How to Organize a Banquet Program
A banquet is an event that brings people who participate in a common organization or who have a common goal together for dinner. Often through these events, banquet organizers celebrate an achievement or raise money for a cause. If you're charged with the job of putting together your organization's upcoming banquet, keep a few key details in mind as you embark on this project.
Develop a planning committee if you need help putting the banquet program together. You can assign each person to take charge of each event on the program you develop.
Determine the key attendees who will be honored or featured at the banquet. For instance, if you're throwing a fundraising event you must invite representatives of the organization that will receive the check.

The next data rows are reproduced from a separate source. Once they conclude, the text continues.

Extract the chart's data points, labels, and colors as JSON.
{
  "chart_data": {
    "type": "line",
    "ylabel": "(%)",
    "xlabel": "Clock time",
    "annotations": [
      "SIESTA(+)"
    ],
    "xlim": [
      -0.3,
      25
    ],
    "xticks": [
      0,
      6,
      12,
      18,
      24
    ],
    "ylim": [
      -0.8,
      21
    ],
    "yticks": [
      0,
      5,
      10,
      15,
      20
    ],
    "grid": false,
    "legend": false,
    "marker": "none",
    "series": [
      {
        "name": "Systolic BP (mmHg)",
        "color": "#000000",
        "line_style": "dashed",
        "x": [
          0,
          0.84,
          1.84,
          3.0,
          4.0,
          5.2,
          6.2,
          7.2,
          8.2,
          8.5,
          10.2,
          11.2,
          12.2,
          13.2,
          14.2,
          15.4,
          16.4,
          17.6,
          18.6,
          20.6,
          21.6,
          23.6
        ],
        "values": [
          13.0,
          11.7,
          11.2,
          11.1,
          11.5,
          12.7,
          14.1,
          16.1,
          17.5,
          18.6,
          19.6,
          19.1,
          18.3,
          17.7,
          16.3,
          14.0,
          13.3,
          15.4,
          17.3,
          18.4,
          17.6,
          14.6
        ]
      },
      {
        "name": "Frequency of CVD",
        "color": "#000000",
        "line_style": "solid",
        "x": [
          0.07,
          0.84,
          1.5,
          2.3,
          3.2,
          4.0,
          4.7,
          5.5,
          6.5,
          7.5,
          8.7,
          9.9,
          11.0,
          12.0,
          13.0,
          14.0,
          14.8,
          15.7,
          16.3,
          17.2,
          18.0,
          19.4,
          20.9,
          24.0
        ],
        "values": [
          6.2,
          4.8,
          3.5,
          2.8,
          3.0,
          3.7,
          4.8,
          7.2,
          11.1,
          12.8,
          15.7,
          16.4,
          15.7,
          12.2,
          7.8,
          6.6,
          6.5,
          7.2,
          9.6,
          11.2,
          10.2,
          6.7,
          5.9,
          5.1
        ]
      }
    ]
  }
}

Estimate the total number of attendees, including the honorees and your team, so that you can book a location to accommodate the group for dinner. Establish the price for tickets to your banquet (if applicable).
Establish a firm date and time for your banquet dinner that's consistent with the schedules of all key attendees. Book a location and caterer for the date as soon as possible. Make sure you reserve equipment for the banquet as well, including a podium and microphone for speakers.
List the schedule of events with the help of your committee. Start with an introduction to welcome guests, then move on to key remarks from VIPs. Allow at least an hour block of time for guests to eat before the program begins. Identify the focus of the event and place it toward the middle of the schedule, followed by closing remarks. You can then fill in other key items you want to add to the schedule depending on your specific event.
Hire a graphic designer to create invitations to send to your intended list of invitees as well as tickets to distribute to paid guests. Ask the designer to create a printed program to distribute at the event once you have the schedule and key attendees confirmed.
Advertise the banquet if it is open to the public in your local paper, classified advertisements and on bulletin boards. Provide information about where guests can purchase and retrieve tickets as well as contact information for you or your banquet committee members.